Shrinkage estimation of Efron and Morris (1972) I read this article: Article1 and which was refined by the second article Article2 that was considered as a generalization of the James-Stein estimator.
In article 1 for example, they considered the following estimator:
$\sum' = [a S^{-1} + (b/trace(S))I]^{-1}$
where $a = k-p-1$ and $b = p(p+1) -2$ and $k>p+1$.
After I read the two articles, I became a little bit confused. 
(1) Do they always consider that the true covariance matrix $\sum$ is proportional to the identity matrix (i.e., $\sum= \gamma I$), where $\gamma$ is a constant? And finally they give us the new shrinkage estimator based only on this assumption?
(2) If the answer of question (1) is yes, their proposed shrinkage estimator will not become accurate if we assume that the true covariance matrix $\sum$ is not proportional to the identity matrix. Am I wrong?
 A: I never looked at any of this stuff before, but it is interesting.  In light of advances in nonlinear optimization, I think there are likely to be better approaches available nowadays, especially with regard to how to more directly do eigenvalue optimization, rather than using ad hoc adjustments and constraints.
They are NOT considering the true covariance matrix to be proportional to the identity matrix.  What they are doing is adjusting the best unbiased estimator of the inverse of the covariance in the direction toward a scalar multiple of the identity matrix, in which the scaling is based on trace of best unbiased estimator of covariance.
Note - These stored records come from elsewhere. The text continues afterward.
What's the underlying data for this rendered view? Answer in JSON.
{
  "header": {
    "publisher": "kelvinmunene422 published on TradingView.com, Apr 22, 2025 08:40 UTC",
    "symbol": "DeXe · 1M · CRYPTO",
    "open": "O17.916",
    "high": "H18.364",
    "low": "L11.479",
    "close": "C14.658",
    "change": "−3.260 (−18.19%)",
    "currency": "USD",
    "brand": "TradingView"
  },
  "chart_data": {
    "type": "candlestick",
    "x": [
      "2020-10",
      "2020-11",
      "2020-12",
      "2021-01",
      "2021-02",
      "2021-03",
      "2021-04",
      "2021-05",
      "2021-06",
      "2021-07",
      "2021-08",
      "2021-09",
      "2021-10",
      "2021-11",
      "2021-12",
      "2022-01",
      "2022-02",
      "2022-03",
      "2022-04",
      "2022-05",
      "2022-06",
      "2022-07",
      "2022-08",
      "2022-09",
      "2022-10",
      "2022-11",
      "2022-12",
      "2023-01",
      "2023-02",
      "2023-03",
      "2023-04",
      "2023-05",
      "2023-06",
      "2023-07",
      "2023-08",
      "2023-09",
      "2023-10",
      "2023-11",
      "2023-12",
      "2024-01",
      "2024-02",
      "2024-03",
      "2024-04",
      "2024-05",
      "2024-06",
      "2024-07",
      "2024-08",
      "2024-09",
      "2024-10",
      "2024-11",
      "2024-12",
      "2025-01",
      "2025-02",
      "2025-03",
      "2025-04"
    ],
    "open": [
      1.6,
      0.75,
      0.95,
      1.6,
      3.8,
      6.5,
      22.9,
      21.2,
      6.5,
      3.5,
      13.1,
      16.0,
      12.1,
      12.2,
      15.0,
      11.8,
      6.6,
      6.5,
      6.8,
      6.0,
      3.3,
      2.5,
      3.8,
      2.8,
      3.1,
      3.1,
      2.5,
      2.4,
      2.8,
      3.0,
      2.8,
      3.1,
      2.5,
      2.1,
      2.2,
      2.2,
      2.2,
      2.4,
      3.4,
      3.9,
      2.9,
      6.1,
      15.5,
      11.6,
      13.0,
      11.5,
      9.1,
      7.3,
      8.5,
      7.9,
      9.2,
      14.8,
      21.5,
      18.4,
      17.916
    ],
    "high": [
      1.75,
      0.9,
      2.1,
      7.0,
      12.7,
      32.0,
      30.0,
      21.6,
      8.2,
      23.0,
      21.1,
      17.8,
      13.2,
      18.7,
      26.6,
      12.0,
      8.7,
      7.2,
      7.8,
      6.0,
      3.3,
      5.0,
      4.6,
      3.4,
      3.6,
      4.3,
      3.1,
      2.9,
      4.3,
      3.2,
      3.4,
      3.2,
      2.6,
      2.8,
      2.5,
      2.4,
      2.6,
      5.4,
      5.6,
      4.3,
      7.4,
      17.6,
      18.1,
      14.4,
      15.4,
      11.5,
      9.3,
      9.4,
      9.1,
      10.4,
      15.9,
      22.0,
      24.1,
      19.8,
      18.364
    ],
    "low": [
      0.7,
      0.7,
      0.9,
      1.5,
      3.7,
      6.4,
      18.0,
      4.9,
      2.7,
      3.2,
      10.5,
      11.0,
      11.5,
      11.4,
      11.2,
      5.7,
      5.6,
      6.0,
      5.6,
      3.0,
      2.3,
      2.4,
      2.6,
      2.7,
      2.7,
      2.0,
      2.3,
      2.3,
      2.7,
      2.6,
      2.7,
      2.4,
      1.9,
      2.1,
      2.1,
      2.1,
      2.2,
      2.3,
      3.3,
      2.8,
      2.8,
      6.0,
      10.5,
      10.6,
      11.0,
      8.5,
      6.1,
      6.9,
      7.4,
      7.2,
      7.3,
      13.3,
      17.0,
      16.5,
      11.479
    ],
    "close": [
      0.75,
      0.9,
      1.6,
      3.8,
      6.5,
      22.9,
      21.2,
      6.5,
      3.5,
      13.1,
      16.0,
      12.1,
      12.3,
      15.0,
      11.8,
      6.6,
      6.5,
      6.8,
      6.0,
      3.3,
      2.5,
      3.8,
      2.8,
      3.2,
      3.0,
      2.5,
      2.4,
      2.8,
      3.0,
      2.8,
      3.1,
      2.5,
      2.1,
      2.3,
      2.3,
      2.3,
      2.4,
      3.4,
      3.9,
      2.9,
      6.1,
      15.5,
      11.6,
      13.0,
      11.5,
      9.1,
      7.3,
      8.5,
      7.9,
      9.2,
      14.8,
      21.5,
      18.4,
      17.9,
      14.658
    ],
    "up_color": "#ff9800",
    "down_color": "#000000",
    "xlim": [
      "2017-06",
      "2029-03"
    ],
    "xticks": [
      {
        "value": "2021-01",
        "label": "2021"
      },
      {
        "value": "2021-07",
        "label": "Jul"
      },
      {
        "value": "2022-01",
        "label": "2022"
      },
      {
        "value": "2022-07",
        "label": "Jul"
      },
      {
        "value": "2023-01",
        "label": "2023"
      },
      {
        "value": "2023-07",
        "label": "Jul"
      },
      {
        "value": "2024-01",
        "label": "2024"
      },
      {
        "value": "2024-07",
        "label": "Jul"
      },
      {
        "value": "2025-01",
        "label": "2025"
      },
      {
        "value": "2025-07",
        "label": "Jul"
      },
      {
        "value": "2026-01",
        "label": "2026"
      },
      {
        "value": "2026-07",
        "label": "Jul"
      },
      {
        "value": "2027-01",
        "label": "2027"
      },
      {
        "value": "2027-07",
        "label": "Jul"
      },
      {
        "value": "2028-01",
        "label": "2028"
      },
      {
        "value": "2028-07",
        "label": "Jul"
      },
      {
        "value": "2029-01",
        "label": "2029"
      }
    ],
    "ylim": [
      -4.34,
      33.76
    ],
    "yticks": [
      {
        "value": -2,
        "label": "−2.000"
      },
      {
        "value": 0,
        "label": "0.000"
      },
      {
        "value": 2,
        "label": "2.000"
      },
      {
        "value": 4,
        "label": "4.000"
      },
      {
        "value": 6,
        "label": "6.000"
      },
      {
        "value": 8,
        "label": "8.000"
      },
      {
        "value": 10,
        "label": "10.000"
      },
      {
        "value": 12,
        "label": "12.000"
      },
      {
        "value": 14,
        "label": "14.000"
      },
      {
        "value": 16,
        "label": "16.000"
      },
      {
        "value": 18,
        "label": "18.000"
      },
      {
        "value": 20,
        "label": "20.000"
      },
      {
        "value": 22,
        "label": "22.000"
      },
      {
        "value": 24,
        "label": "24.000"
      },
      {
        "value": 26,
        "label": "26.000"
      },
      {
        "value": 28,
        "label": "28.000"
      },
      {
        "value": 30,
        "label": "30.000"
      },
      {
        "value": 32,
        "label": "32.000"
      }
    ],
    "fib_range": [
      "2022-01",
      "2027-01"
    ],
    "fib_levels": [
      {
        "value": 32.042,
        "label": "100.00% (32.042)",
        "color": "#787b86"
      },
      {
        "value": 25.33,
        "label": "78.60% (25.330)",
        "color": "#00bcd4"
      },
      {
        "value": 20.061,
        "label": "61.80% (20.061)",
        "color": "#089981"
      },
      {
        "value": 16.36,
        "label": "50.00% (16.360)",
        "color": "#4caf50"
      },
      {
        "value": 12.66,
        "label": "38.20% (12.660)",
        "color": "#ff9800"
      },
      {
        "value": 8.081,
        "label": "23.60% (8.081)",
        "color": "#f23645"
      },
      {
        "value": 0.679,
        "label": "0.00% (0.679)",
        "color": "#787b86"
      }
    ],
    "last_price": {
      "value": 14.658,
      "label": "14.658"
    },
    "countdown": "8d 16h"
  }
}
In other words, they are adjusting the inverse covariance estimate in the direction of a perfectly conditioned matrix, i.e., a matrix having 2-norm condition number = 1 (which is the "best" possible conditioning).  That is why this is called eigenvalue shrinkage.  The eigenvalues are being compressed in the direction toward being equal, i.e., they are downward adjusting the 2-norm condition number of the estimated inverse covariance matrix, which therefore is downward adjusting the condition number of the estimated covariance matrix.
So rather than calling this eigenvalue shrinkage, it would be more informative and less confusing to call it (2-norm) condition number shrinkage.